> For the complete documentation index, see [llms.txt](https://docs.trymito.io/llms.txt). Markdown versions of documentation pages are available by appending `.md` to page URLs; this page is available as [Markdown](https://docs.trymito.io/misc/debugging-guides/litellm-models-not-appearing-in-mito.md).

# LiteLLM Models Not Appearing in Mito

In most cases, this happens because the frontend falls back to default models when it cannot successfully retrieve the configured models from the backend.

This guide will help identify where the issue is occurring and how to resolve it.

### Step 1: Check the API Response in the Browser

Open your JupyterLab environment and run this in the browser console:

```javascript
await fetch('/mito-ai/available-models', {
  credentials: 'same-origin'
}).then(r => r.json())
```

> If you’re unsure of the exact path, open DevTools → Network tab and find the `available-models` request.

What to look for:

* ✅ LiteLLM models returned → backend is working, issue may be frontend
* ❌ Default models returned → backend config issue
* ❌ Error / non-200 response → request failing → frontend fallback triggered

### Step 2: Verify Enterprise Mode

LiteLLM is only used if **enterprise mode is enabled**.

Run this inside your Jupyter environment:

```bash
python -c "from mito_ai.utils.version_utils import is_enterprise; print(is_enterprise())"
```

Expected:

* ✅ True → OK
* ❌ False → LiteLLM will NOT be used

### Step 3: Check LiteLLM Environment Variables (in Running Server)

Run:

```bash
python -c "from mito_ai import constants; print(constants.LITELLM_BASE_URL, constants.LITELLM_MODELS)"
```

Important notes:

* These values must be:
  * Set in the **running Jupyter server environment**
  * Not just in a shell or config file
* If you changed them recently, you must **restart the server**

### Step 4: Validate LITELLM\_MODELS Format

Ensure the variable is correctly formatted as a comma-separated list:

Example:

```
litellm/openai/gpt-4o,litellm/anthropic/claude-3-5-sonnet
```

Common issues:

* Empty value
* Incorrect formatting
* Extra spaces or invalid model names

If parsing fails, the system silently falls back to default models.
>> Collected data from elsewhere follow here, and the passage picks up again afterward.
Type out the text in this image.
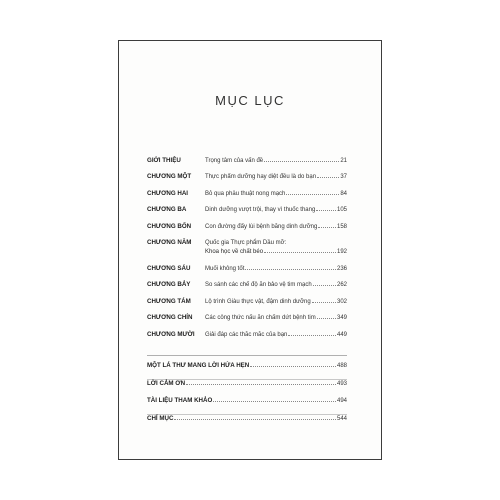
MỤC LỤC
GIỚI THIỆU	Trọng tâm của vấn đề	21
CHƯƠNG MỘT	Thực phẩm dưỡng hay diệt đều là do bạn	37
CHƯƠNG HAI	Bỏ qua phẫu thuật nong mạch	84
CHƯƠNG BA	Dinh dưỡng vượt trội, thay vì thuốc thang	105
CHƯƠNG BỐN	Con đường đẩy lùi bệnh bằng dinh dưỡng	158
CHƯƠNG NĂM	Quốc gia Thực phẩm Dầu mỡ:
Khoa học về chất béo	192
CHƯƠNG SÁU	Muối không tốt	236
CHƯƠNG BẢY	So sánh các chế độ ăn bảo vệ tim mạch	262
CHƯƠNG TÁM	Lộ trình Giàu thực vật, đậm dinh dưỡng	302
CHƯƠNG CHÍN	Các công thức nấu ăn chấm dứt bệnh tim	349
CHƯƠNG MƯỜI	Giải đáp các thắc mắc của bạn	449
MỘT LÁ THƯ MANG LỜI HỨA HẸN	488
LỜI CẢM ƠN	493
TÀI LIỆU THAM KHẢO	494
CHỈ MỤC	544
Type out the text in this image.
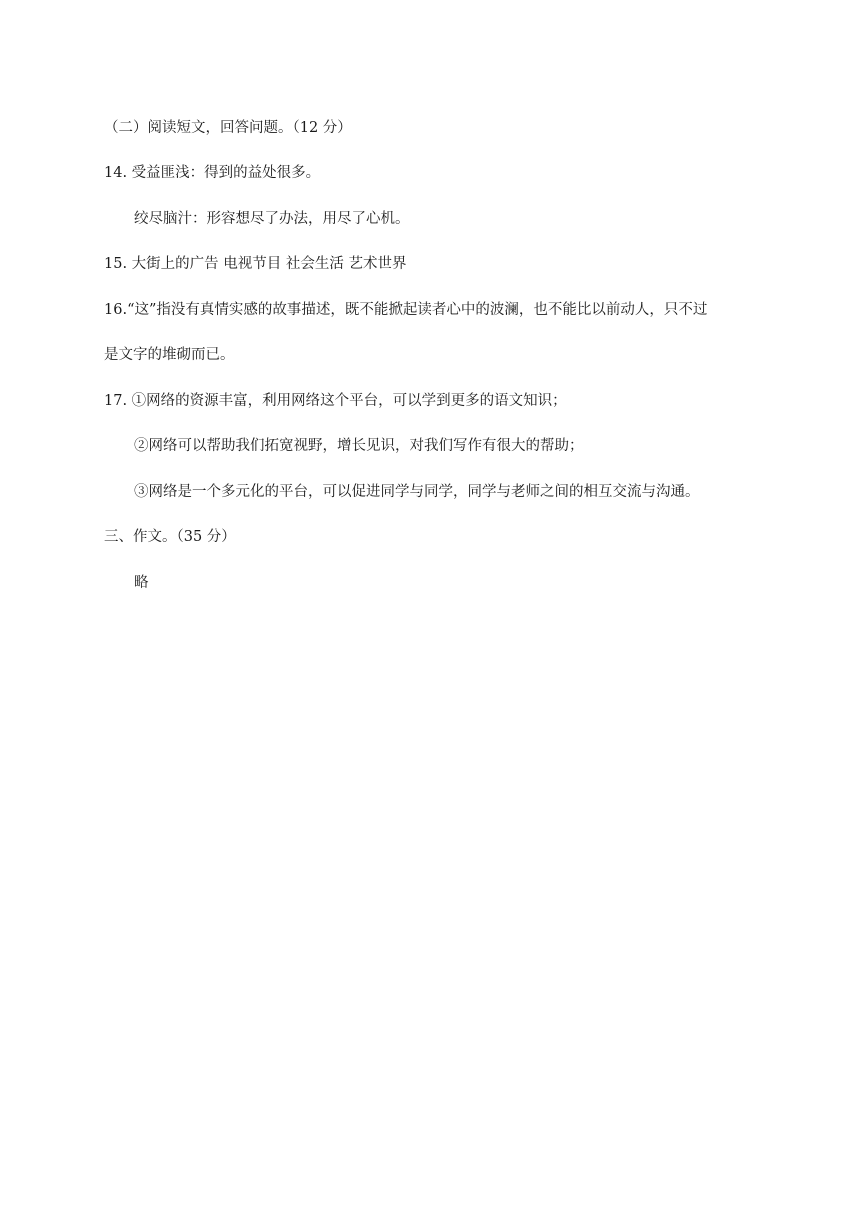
（二）阅读短文，回答问题。（12 分）
14. 受益匪浅：得到的益处很多。
绞尽脑汁：形容想尽了办法，用尽了心机。
15. 大街上的广告 电视节目 社会生活 艺术世界
16.“这”指没有真情实感的故事描述，既不能掀起读者心中的波澜，也不能比以前动人，只不过
是文字的堆砌而已。
17. ①网络的资源丰富，利用网络这个平台，可以学到更多的语文知识；
②网络可以帮助我们拓宽视野，增长见识，对我们写作有很大的帮助；
③网络是一个多元化的平台，可以促进同学与同学，同学与老师之间的相互交流与沟通。
三、作文。（35 分）
略
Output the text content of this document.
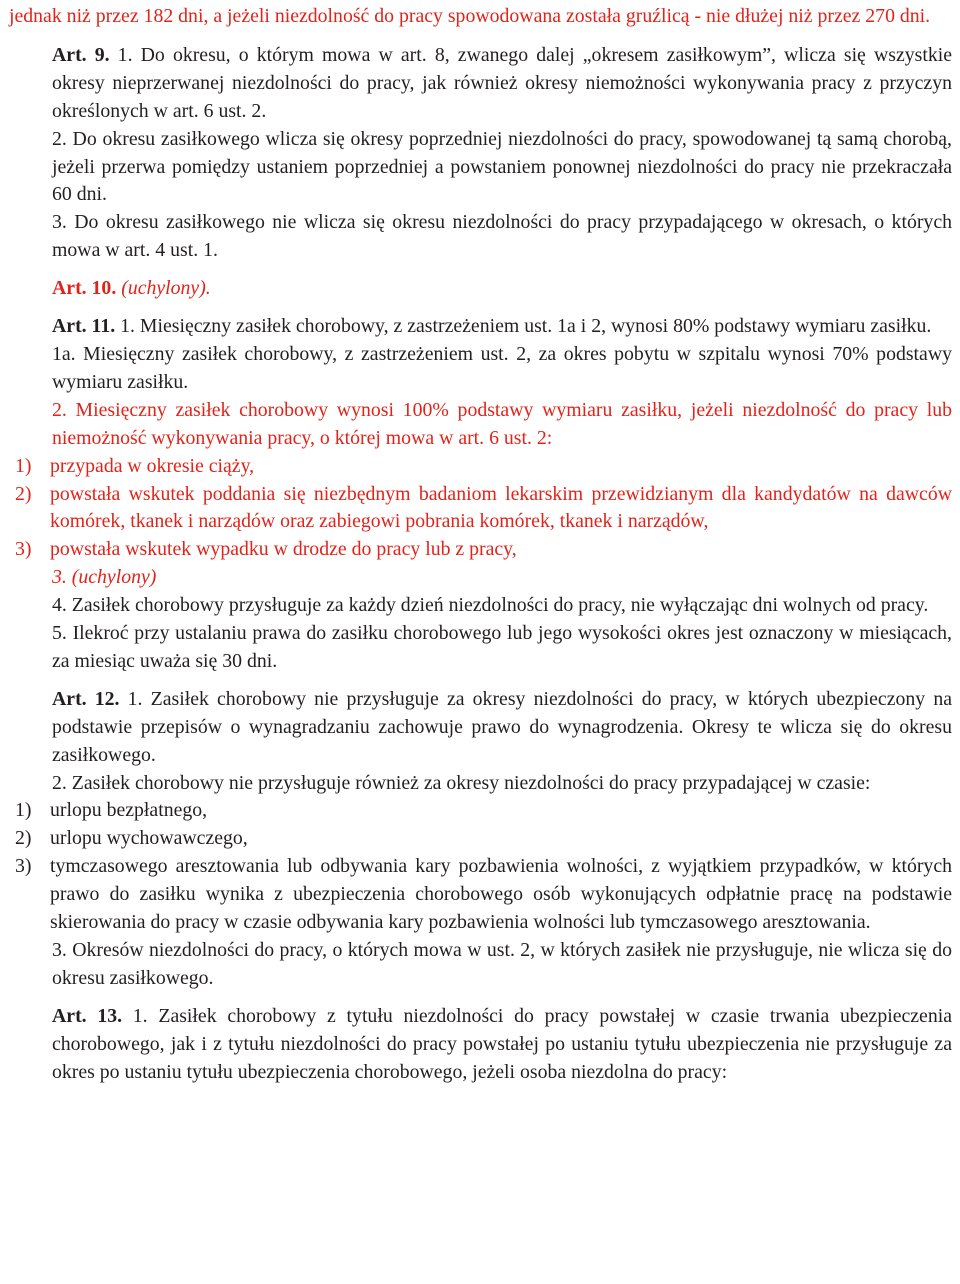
jednak niż przez 182 dni, a jeżeli niezdolność do pracy spowodowana została gruźlicą - nie dłużej niż przez 270 dni.

Art. 9. 1. Do okresu, o którym mowa w art. 8, zwanego dalej „okresem zasiłkowym”, wlicza się wszystkie okresy nieprzerwanej niezdolności do pracy, jak również okresy niemożności wykonywania pracy z przyczyn określonych w art. 6 ust. 2.

2. Do okresu zasiłkowego wlicza się okresy poprzedniej niezdolności do pracy, spowodowanej tą samą chorobą, jeżeli przerwa pomiędzy ustaniem poprzedniej a powstaniem ponownej niezdolności do pracy nie przekraczała 60 dni.

3. Do okresu zasiłkowego nie wlicza się okresu niezdolności do pracy przypadającego w okresach, o których mowa w art. 4 ust. 1.

Art. 10. (uchylony).

Art. 11. 1. Miesięczny zasiłek chorobowy, z zastrzeżeniem ust. 1a i 2, wynosi 80% podstawy wymiaru zasiłku.

1a. Miesięczny zasiłek chorobowy, z zastrzeżeniem ust. 2, za okres pobytu w szpitalu wynosi 70% podstawy wymiaru zasiłku.

2. Miesięczny zasiłek chorobowy wynosi 100% podstawy wymiaru zasiłku, jeżeli niezdolność do pracy lub niemożność wykonywania pracy, o której mowa w art. 6 ust. 2:

1) przypada w okresie ciąży,

2) powstała wskutek poddania się niezbędnym badaniom lekarskim przewidzianym dla kandydatów na dawców komórek, tkanek i narządów oraz zabiegowi pobrania komórek, tkanek i narządów,

3) powstała wskutek wypadku w drodze do pracy lub z pracy,

3. (uchylony)

4. Zasiłek chorobowy przysługuje za każdy dzień niezdolności do pracy, nie wyłączając dni wolnych od pracy.

5. Ilekroć przy ustalaniu prawa do zasiłku chorobowego lub jego wysokości okres jest oznaczony w miesiącach, za miesiąc uważa się 30 dni.

Art. 12. 1. Zasiłek chorobowy nie przysługuje za okresy niezdolności do pracy, w których ubezpieczony na podstawie przepisów o wynagradzaniu zachowuje prawo do wynagrodzenia. Okresy te wlicza się do okresu zasiłkowego.

2. Zasiłek chorobowy nie przysługuje również za okresy niezdolności do pracy przypadającej w czasie:

1) urlopu bezpłatnego,

2) urlopu wychowawczego,

3) tymczasowego aresztowania lub odbywania kary pozbawienia wolności, z wyjątkiem przypadków, w których prawo do zasiłku wynika z ubezpieczenia chorobowego osób wykonujących odpłatnie pracę na podstawie skierowania do pracy w czasie odbywania kary pozbawienia wolności lub tymczasowego aresztowania.

3. Okresów niezdolności do pracy, o których mowa w ust. 2, w których zasiłek nie przysługuje, nie wlicza się do okresu zasiłkowego.

Art. 13. 1. Zasiłek chorobowy z tytułu niezdolności do pracy powstałej w czasie trwania ubezpieczenia chorobowego, jak i z tytułu niezdolności do pracy powstałej po ustaniu tytułu ubezpieczenia nie przysługuje za okres po ustaniu tytułu ubezpieczenia chorobowego, jeżeli osoba niezdolna do pracy:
### Step 5: Check Server Startup Logs

When the server starts, it logs whether LiteLLM is configured.

Please look for log lines like:

* `"Enterprise mode enabled"`
* `"LiteLLM configured: endpoint=..., models=..."`

If these are missing:

* LiteLLM is not being detected at startup
* Likely an environment or configuration issue

### Step 6: JupyterHub-Specific Considerations

Since you're using JupyterHub, the issue is often environment-related.

Common causes:

**1. Environment Variables Not Applied to User Servers**

* Variables may be set on the Hub, but not passed to user notebook servers

**2. Server Not Restarted**

* Environment variables are read at startup
* Restart is required after any changes

**3. Per-User Differences**

* Enterprise mode may depend on user-specific configuration
* One user may be enabled, another not

#### Configuring Environment Variables via `jupyterhub_config.py`

If you are using a `jupyterhub_config.py` file, you may need to explicitly inject the LiteLLM configuration into each user’s environment using a pre-spawn hook.

Below is an example configuration:

```python
def pre_spawn_hook(spawner):
    spawner.environment["LITELLM_BASE_URL"] = "https://my-litellm-server.com"
    spawner.environment["LITELLM_MODELS"] = "litellm/openai/gpt-oss-120b"
    spawner.environment["LITELLM_API_KEY"] = api_key    
```

This ensures that each user’s notebook server has access to the required LiteLLM environment variables at startup.